Votre aveu de culpabilité, ce « Mea Culpa », vous honore Guy, quoique vous jeter la pierre aurait été sympa. Mais de quoi vous excusez-vous ? D’avoir commis cette créature que d’aucun considère comme étant un médecin habillé par Charles de Lorme d’un long masque orné de lunettes ?


A bien y regarder, d’autres pensent que c’est plutôt une bestiole du genre stridigae, enfin d’un hibou et là ils ont envie de le caresser et de lui dire des mots gentils, des mots bleus, des mots qu’on dit avec les yeux … aller j’ai les oreilles pleines de Christophe que je viens de me mettre à fond, à en faire trembler ton expo et spécifiquement cette chouette buche qui se réveille et pour peu s’envolerait … Ah ! Christophe me rend sentimental, v’là que je te tutoie Béraud ! Mais c’est vrai que cette sculpture a tout de toi : la malice, l’humour, la maîtrise du geste et la bonhomie.

Pour certains ton boulot manquerait du vocabulaire académique : de la ferraille d’accord, mais de la ferraille fondue, de l’homogène, du genre Rodin, pas des trucs cloués qui coupent les pattes avec des fourchettes qui piquent.

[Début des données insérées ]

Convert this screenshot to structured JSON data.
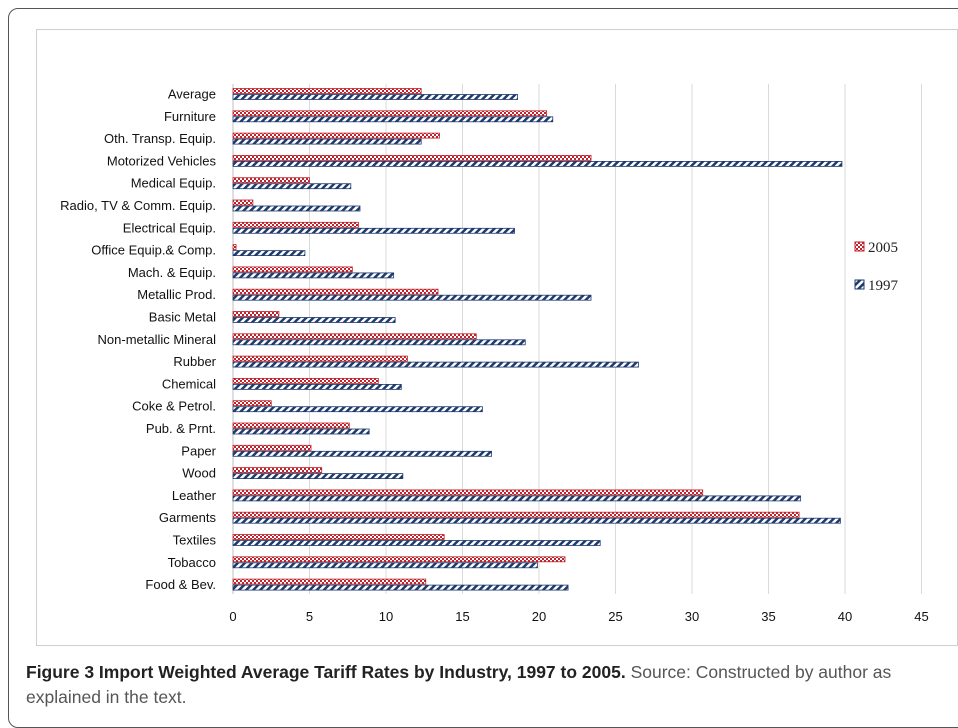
{
  "caption": {
    "title": "Figure 3 Import Weighted Average Tariff Rates by Industry, 1997 to 2005.",
    "text": "Source: Constructed by author as explained in the text."
  },
  "colors": {
    "series_2005": "#c0232b",
    "series_1997": "#1f3a6e",
    "grid": "#d9d9d9"
  },
  "chart_data": {
    "type": "bar",
    "orientation": "horizontal",
    "categories": [
      "Average",
      "Furniture",
      "Oth. Transp. Equip.",
      "Motorized Vehicles",
      "Medical Equip.",
      "Radio, TV & Comm. Equip.",
      "Electrical Equip.",
      "Office Equip.& Comp.",
      "Mach. & Equip.",
      "Metallic Prod.",
      "Basic Metal",
      "Non-metallic Mineral",
      "Rubber",
      "Chemical",
      "Coke & Petrol.",
      "Pub. & Prnt.",
      "Paper",
      "Wood",
      "Leather",
      "Garments",
      "Textiles",
      "Tobacco",
      "Food & Bev."
    ],
    "series": [
      {
        "name": "2005",
        "pattern": "checker",
        "values": [
          12.3,
          20.5,
          13.5,
          23.4,
          5.0,
          1.3,
          8.2,
          0.2,
          7.8,
          13.4,
          3.0,
          15.9,
          11.4,
          9.5,
          2.5,
          7.6,
          5.1,
          5.8,
          30.7,
          37.0,
          13.8,
          21.7,
          12.6
        ]
      },
      {
        "name": "1997",
        "pattern": "diagonal",
        "values": [
          18.6,
          20.9,
          12.3,
          39.8,
          7.7,
          8.3,
          18.4,
          4.7,
          10.5,
          23.4,
          10.6,
          19.1,
          26.5,
          11.0,
          16.3,
          8.9,
          16.9,
          11.1,
          37.1,
          39.7,
          24.0,
          19.9,
          21.9
        ]
      }
    ],
    "xlim": [
      0,
      45
    ],
    "xticks": [
      "0",
      "5",
      "10",
      "15",
      "20",
      "25",
      "30",
      "35",
      "40",
      "45"
    ],
    "grid": "vertical",
    "legend": [
      "2005",
      "1997"
    ],
    "legend_position": "right"
  }
}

Ces clous et ces fourchettes ça tord un peu le regard et la compréhension, je le vois dans les mots qui sont dits avec les yeux, ça manque du sérieux compassé de ce qui est montré comme « bel et bon », Béraud ça serait plutôt du Bonbel plus que du bel et bon, pas pour l’intérieur, mais pour la pâte rouge qui fait un très joli nez de clown, au sens noble du terme, au sens de l’artiste artisan qui pioche au tréfond de lui-même les mots bleus qui nous sont adressés.